We are in the process of migrating our self hosted ELK stack to the hosted Elastic Services in Azure.
Currently we have our servers running filebeat configured to push their logs to Kafka/zookeeper which then pushes to logstash nd finally ES.
Along the way there are parsers that modify the logs for whatever format the group using them wants.
I have not seen an option for Kafka or Logstash on the hosted platform, the only thing I can see that's close is 'ingest node' but there doesn't seem to be much information related to that or if it would replace logstash.
Server filebeat.yml simply contains the output.kafka entry with the host/topic entries.
I know I have to replace that with the output.elasticsearch, but I'm trying to figure out how to get the parses in place as well as the correct index patterns, etc.
I'm sure it's something pretty simple I just don't see or get, hopefully somebody can point me in the right direction.
I don't think it is simple. Nothing in filebeat provides the large-scale buffering that kafka can (unless not yet reading from the disk counts). Some functionality from logstash has been pushed back into filebeat, some is pushed forward into ingest pipelines.
But that leaves some gaps where the filebeat to elasticsearch model cannot do everything that logstash can do. Although for some use-cases that doesn't matter.
So.. what would the solution be?
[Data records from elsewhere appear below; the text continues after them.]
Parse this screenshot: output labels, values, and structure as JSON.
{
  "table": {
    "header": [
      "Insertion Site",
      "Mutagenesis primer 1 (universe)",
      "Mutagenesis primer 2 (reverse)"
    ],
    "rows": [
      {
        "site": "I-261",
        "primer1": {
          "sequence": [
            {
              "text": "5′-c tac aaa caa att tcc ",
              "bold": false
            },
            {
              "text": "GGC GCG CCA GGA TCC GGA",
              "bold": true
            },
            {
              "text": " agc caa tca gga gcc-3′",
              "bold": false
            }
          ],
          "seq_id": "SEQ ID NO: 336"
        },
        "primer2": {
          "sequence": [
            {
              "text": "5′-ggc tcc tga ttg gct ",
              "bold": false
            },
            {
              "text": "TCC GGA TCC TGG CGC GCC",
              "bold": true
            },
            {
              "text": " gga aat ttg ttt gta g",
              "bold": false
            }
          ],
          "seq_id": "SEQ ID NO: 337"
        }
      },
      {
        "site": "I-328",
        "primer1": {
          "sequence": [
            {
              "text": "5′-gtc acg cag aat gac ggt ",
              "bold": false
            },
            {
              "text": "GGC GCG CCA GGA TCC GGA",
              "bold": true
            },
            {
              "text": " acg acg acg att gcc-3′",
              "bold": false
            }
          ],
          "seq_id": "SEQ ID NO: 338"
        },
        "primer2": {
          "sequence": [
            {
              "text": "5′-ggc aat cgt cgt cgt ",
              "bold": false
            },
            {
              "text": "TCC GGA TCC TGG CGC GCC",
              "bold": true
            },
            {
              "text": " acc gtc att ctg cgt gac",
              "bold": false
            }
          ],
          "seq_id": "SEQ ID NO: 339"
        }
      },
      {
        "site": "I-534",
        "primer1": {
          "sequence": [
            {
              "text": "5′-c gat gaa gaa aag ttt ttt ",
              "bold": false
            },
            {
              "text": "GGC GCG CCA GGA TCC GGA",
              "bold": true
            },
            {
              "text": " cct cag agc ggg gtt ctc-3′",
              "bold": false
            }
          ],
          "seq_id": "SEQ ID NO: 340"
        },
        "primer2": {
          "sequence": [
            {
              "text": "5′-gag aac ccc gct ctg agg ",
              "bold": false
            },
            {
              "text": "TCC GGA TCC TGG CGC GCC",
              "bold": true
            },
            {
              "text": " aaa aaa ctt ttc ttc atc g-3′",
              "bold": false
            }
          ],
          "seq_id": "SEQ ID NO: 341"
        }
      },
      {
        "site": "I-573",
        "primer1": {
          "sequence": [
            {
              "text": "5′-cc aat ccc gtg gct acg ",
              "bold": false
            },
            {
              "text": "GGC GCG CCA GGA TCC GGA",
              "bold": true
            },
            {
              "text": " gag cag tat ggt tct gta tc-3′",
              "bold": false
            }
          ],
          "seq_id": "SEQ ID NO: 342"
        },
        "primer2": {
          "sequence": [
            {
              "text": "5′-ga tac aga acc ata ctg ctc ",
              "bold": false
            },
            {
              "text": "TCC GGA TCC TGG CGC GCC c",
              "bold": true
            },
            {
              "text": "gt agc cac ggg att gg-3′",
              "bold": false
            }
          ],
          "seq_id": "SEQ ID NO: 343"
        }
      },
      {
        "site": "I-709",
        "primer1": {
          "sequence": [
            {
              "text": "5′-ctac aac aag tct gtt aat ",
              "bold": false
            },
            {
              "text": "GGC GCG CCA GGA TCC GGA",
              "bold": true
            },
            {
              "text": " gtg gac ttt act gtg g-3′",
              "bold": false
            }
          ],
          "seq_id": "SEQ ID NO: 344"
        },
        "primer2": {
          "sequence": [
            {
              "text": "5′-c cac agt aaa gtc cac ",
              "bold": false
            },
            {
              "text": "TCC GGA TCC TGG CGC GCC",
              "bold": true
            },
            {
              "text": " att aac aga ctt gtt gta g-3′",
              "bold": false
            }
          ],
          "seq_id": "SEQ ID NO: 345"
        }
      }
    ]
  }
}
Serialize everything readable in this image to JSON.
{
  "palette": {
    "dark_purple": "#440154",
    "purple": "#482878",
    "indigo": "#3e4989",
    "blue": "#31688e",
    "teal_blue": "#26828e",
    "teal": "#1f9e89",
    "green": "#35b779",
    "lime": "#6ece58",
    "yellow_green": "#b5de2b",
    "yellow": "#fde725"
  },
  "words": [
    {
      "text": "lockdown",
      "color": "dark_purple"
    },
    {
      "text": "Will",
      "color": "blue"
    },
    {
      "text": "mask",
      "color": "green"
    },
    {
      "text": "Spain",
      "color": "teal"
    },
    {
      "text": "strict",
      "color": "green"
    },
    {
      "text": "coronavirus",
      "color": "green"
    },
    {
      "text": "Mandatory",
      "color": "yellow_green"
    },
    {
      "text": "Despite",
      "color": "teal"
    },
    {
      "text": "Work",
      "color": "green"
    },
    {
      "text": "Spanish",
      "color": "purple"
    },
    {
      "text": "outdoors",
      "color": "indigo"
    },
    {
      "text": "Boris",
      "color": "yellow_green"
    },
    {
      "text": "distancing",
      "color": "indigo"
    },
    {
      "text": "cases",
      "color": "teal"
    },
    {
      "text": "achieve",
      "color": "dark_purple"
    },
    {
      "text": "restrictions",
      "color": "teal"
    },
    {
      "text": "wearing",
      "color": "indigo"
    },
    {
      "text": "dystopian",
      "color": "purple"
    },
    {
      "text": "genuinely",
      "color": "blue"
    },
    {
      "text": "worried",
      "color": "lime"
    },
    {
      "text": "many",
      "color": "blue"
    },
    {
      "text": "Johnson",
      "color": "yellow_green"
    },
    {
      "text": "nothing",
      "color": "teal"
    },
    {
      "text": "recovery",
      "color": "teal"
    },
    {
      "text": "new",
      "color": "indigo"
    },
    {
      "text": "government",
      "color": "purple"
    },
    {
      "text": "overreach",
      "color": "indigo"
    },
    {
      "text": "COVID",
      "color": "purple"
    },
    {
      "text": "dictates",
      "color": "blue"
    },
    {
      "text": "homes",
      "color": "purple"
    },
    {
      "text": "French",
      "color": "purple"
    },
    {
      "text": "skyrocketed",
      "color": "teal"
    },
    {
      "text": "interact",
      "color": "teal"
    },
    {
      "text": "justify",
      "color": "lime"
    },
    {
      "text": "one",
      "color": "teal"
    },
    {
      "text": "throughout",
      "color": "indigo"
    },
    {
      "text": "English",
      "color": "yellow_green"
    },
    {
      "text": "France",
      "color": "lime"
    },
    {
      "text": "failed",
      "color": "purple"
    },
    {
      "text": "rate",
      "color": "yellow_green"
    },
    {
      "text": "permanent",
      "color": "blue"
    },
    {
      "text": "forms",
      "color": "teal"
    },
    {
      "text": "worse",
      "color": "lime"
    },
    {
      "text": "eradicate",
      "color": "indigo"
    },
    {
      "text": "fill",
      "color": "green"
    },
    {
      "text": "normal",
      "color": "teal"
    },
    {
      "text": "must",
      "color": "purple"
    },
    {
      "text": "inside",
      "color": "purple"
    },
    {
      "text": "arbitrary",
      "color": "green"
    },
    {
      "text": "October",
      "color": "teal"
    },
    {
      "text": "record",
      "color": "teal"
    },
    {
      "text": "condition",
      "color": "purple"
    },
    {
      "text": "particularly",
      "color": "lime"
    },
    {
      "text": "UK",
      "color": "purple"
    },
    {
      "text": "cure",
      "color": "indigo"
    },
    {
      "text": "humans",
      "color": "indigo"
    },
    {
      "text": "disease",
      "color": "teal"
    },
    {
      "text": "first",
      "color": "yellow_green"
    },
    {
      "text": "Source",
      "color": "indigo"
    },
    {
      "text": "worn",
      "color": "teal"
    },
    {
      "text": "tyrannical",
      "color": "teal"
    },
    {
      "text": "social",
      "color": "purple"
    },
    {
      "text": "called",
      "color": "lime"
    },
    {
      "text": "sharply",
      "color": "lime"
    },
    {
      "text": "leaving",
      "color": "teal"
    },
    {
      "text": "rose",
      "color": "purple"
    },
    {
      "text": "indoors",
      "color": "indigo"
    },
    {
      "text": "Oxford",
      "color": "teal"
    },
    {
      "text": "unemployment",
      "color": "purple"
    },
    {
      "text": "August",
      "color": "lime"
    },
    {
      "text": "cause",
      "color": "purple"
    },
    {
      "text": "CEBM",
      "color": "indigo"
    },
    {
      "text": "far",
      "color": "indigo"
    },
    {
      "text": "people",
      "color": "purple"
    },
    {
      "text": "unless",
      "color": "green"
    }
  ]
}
I have yet to see an option for Kafka or Logstash from ES cloud, unless I just don't realize it's there or it's hidden or something.
It only gives the option of Elastic Search nodes, Kibana, APM, Enterprise Search, Master instance, Machine Learning Instance and coordinating/ingest instance.
The last one is the only thing I can think of that would be similar or close to logstash and/or kafka but can't find anything referencing them specifically.
On top of that, I have yet to figure out how to get a list of users/groups/permissions from our on-prem installation to copy over, but I'm much less worried about that right now, need to figure out how to properly get the data in place as our on-prem data center is shutting down in a few days.
Well... not even sure how that would work. Going from our servers filebeat to our logstash/kafka and then using them to push to the hosted ES?
Seems kind of a waste of money/effort to have it partially hosted at this point.
What is your source of data, what are you sending to your on-premises Elasticsearch? What kind of data is your filebeats collecting?
The only change from your current setup would be your Logstash output, instead of sending data to your on-premises Elasticsearch cluster it would send data to the hosted Elasticsearch cluster on Elastic Cloud, this is basically what Elastic Cloud is for a manages Elasticsearch Service, how the data will be ingested depends entirely on the client.
It really depends on each case, for a lot of people the cost in time and people to install, configure and manage an Elasticsearch cluster would be too expensive and the Elastic Cloud is an option, you need to take it in consideration before moving from an on-premises self-managed cluster to the Elastic Cloud.
In my case moving to Elastic Cloud would be way more expensive than to keep and manage our on-premises licensed cluster.